Se daba el caso de que las campanas del reloj de la torre del Asilo daban las doce y, según contaban las vecinas que volvían de presenciar el espectáculo, aún no lo habían sacado. En casa la bronca de nuestros padres era sonada: ¡Como un día te ahogues!, ¡te mato!, amenazaba alguna desesperada madre.

La de la Fuensanta

En los inicios de septiembre se culminaba con la verbena de la Fuensanta. El día ocho, desde las primeras horas de la mañana, bajo el largo y estridente repicar de las campanas, comenzaba el peregrinar de los vecinos de distintos barrios de Córdoba para hacer la visita al templo y asistir a la misa de la Patrona. La ceremonia solía oficiarla el purpúreo y rollizo obispo monseñor Fernández Conde y García del Rebollar.

Llegando mediodía, el ajeno bullicio de gente, el tintineo de las campanitas de barro y el olor a sardinas asadas, transformaban el habitual paisaje de la recoleta plaza de la iglesia. A los pequeños se les mostraba el caimán disecado ya muy escuálido y deteriorado. Como una gran salamanquesa colgaba sobre la pared del patio de la Ermita. Los chiquinines, al escuchar la leyenda del cojo que mató de un tiro al bicho en el arroyo, y sobrecogidos ante el desagradable espectáculo de los exvotos -manos y piernas de escayola y trenzas de pelo- no se separaban de la mano de sus padres. Tras terminar las largas colas de fieles para tomar el agua santa del Pocito, ya atardecido, la Banda Municipal con sus músicos uniformados dirigida por don Dámaso, tocaba un nutrido repertorio de valses, polcas y mazurcas. Solían finalizar con la pavana de Eduardo Lucena.

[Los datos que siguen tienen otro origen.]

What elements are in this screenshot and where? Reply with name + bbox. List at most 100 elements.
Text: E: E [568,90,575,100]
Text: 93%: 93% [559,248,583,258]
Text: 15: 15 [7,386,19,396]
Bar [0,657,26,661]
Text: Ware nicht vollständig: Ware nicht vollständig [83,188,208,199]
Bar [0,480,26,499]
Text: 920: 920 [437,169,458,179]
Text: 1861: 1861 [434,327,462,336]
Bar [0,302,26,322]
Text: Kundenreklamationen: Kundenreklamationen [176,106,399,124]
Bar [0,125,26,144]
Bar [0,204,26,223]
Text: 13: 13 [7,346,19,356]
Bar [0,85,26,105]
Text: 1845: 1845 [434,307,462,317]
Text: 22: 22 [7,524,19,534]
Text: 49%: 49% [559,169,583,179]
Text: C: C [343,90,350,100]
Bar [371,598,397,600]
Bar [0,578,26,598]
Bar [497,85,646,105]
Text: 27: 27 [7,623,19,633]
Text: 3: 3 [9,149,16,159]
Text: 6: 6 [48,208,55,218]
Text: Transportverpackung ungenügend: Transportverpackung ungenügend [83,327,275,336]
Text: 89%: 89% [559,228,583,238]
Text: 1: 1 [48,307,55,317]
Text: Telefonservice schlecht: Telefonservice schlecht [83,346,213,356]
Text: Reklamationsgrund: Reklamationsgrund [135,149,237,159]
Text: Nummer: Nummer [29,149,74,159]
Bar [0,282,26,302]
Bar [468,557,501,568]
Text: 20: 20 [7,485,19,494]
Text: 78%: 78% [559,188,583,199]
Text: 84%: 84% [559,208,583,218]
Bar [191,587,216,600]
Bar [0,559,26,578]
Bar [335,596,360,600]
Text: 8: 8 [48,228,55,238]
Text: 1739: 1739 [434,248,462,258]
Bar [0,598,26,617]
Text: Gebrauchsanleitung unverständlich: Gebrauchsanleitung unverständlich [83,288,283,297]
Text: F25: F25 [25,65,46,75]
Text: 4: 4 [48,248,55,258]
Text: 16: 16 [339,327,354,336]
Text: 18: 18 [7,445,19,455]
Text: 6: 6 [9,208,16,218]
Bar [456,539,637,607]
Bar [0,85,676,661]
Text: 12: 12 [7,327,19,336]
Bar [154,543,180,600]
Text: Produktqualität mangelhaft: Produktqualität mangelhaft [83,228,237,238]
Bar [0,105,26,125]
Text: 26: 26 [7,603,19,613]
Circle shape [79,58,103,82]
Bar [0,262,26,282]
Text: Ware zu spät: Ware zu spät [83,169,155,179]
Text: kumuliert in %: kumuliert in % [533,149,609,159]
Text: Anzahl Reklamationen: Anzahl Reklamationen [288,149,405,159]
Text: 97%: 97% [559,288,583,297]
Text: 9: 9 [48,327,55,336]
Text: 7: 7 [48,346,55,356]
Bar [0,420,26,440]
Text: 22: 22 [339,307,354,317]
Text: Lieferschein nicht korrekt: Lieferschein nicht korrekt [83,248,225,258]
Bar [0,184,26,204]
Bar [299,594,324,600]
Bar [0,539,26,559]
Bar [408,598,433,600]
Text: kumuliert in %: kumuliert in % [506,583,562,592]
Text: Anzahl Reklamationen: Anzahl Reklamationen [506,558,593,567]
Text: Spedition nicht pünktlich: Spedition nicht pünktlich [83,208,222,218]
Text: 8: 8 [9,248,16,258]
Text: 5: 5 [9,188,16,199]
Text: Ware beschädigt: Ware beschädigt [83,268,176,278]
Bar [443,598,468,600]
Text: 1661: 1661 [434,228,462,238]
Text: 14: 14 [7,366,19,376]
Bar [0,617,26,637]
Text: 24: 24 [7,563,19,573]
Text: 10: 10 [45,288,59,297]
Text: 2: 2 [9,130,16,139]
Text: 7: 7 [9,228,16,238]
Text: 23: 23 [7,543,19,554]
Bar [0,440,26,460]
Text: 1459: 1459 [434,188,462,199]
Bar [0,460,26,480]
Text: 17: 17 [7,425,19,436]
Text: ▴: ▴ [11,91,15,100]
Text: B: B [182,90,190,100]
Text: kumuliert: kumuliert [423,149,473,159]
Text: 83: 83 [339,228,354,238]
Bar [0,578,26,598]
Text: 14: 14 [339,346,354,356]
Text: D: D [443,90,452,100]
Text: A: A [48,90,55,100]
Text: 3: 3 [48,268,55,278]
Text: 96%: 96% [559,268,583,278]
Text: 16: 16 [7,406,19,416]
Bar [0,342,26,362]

En todas las verbenas se instalaban barquillas y caballitos del tiovivo. Los chavalillos de nueve o diez años, nos contratábamos con el feriante para empujar o hacerlos girar a cambio de darnos una paseada de vez en cuando. Tampoco faltaban las casetas de baile con orquesta, a las que afloraban las guapetonas del barrio. La mayoría llegaban acompañadas de sus madres. Aparecían con deslumbrantes vestidos de seda, raso o bien de percal, según las posibilidades económicas de cada una. Las mozuelas se sentaban en las sillas de anea, algo alejadas de la pista. Esperaban la invitación de algún maromo que las estaba roneando, para marcarse un tango o un pasodoble, bajo la disimulada pero atenta vigilancia del guarda familiar.

Los niños no podíamos entrar y nos resignábamos mirando boquiabiertos desde la cancilla de la puerta o apoyados en las vallas de madera verdes y blancas. Imaginábamos ilusionados cuando nos tocaría a nosotros. Yo me enfurruñaba al ver bailar a mis preferidas del taller de costura. Nuestro amigo El Kico nos conformaba con un polo de sabor a fresa, limón o naranja de los más derretidos y no presentable para la venta. Al final, le ayudábamos a recoger y transportar los cacharros de su heladería ambulante, llegando a casa arrengaítos y medio muertos de sueño.